Student Success Practices

Foundation Stage

Master Programming Fundamentals- (Semester 1-2)

Consistently practice core programming concepts in Python, focusing on logical problem-solving and clean code. Engage with online coding challenges regularly to strengthen algorithmic thinking and understand data manipulation basics.

Tools & Resources

HackerRank, LeetCode, GeeksforGeeks, Python documentation

Career Connection

Strong programming skills are foundational for all data roles, making candidates highly employable in entry-level analyst and developer positions across industries.

Build a Strong Mathematical & Statistical Base- (Semester 1-2)

Dedicate extra time to understanding the underlying mathematical and statistical theories covered in coursework. Utilize online platforms and textbooks to clarify concepts and solve practice problems thoroughly.

Tools & Resources

Khan Academy, NPTEL Mathematics/Statistics courses, NCERT textbooks

Career Connection

Essential for understanding machine learning algorithms, model interpretation, and making robust data-driven decisions critical for advanced data science roles in India.

Engage in Peer Learning and Collaborative Projects- (Semester 1-2)
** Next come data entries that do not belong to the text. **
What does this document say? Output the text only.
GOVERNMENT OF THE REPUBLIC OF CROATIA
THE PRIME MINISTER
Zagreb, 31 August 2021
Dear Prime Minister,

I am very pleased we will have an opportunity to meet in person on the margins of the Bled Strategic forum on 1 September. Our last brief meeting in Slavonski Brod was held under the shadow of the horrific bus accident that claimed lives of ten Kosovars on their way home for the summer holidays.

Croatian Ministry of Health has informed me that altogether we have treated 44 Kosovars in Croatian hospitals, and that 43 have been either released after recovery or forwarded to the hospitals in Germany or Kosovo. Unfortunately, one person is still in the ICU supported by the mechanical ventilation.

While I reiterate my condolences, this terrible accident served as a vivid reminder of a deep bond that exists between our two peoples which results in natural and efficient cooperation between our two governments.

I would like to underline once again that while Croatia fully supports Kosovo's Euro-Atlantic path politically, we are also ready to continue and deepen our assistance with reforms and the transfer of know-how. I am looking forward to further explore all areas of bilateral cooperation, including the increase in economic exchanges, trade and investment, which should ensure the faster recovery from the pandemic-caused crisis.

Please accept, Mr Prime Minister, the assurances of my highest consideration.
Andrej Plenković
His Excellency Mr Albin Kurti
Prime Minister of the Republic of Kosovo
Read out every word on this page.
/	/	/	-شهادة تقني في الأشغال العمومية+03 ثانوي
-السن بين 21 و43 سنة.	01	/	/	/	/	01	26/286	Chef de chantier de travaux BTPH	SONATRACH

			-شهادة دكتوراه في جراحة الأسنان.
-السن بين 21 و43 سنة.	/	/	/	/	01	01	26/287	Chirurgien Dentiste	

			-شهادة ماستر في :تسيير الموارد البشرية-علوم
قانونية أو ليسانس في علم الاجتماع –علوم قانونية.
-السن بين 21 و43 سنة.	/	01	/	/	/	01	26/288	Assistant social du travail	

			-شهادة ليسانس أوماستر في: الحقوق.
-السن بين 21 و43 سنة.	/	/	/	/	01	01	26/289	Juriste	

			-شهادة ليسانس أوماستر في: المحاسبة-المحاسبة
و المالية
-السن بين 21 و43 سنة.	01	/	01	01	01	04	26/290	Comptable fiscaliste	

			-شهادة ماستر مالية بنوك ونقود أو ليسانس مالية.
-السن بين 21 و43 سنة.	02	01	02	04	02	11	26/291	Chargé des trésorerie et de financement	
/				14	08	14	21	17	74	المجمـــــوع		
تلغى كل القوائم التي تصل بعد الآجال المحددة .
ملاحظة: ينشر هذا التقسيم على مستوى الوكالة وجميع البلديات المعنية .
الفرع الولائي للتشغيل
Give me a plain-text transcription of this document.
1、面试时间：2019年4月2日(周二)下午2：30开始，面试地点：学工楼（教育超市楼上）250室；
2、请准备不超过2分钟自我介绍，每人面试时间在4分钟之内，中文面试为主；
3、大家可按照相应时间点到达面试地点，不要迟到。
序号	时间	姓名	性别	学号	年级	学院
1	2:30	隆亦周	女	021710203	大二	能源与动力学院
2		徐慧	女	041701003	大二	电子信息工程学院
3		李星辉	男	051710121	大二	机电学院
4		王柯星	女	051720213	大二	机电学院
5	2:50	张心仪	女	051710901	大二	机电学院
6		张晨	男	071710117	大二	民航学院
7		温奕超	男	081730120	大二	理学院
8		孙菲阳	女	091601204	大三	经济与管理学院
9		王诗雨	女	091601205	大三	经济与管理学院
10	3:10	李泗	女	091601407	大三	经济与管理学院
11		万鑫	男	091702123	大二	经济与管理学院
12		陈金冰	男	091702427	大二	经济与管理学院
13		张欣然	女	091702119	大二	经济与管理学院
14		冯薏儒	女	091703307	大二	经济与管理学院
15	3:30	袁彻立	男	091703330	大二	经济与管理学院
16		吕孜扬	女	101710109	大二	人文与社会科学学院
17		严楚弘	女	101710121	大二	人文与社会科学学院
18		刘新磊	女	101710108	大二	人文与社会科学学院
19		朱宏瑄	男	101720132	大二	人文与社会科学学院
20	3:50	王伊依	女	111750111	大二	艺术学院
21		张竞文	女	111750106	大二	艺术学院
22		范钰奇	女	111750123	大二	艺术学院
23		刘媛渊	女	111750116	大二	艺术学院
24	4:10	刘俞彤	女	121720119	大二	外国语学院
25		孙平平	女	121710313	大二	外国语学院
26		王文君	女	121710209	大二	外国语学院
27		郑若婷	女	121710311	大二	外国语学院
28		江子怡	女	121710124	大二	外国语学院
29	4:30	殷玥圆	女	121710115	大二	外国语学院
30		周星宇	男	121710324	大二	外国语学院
Form study groups to discuss complex topics, clarify doubts, and work on small collaborative projects using publicly available datasets. Actively participate in college workshops focused on data literacy and basic project development.

Tools & Resources

GitHub for version control, Kaggle for datasets, Google Meet for virtual study sessions

Career Connection

Develops teamwork, communication skills, and exposes students to diverse problem-solving approaches, highly valued by employers in corporate and startup environments.

Intermediate Stage

Develop Practical Data Science Skills with Tools- (Semester 3-4)

Beyond classroom learning, actively work on projects using Python libraries like Pandas, NumPy, and Scikit-learn, and visualization tools such as Tableau or Power BI. Focus on completing end-to-end data analysis workflows.

Tools & Resources

Kaggle competitions, Coursera/Udemy specialized courses, Tableau Public, Power BI Desktop

Career Connection

Hands-on experience with industry-standard tools is a primary requirement for data analyst and junior data scientist roles, directly translating to job readiness and better placement opportunities.

Seek Internships and Industry Mentorship- (Semester 4-5)

Actively look for summer internships or part-time projects in data analytics roles within startups or established companies in India. Network with industry professionals through LinkedIn and leverage the college''''s alumni network for guidance.

Tools & Resources

LinkedIn, Internshala, DSEU placement cell, Alumni connect platforms

Career Connection

Provides invaluable real-world experience, builds a professional network, and often leads to pre-placement offers, significantly boosting career prospects in the competitive Indian job market.

Participate in Data Hackathons and Competitions- (Semester 3-5)

Join national and international data hackathons or Kaggle competitions. This pushes boundaries, improves problem-solving under pressure, and helps build a strong, diversified portfolio demonstrating practical application of skills.

Tools & Resources

Kaggle, Analytics Vidhya, DataHack platform, DSEU innovation cell events

Career Connection

Demonstrates practical skills, resilience, and innovative thinking to potential employers, making resumes stand out during campus placements and direct hiring processes.

Advanced Stage

Specialize in an Advanced Data Domain- (Semester 5-6)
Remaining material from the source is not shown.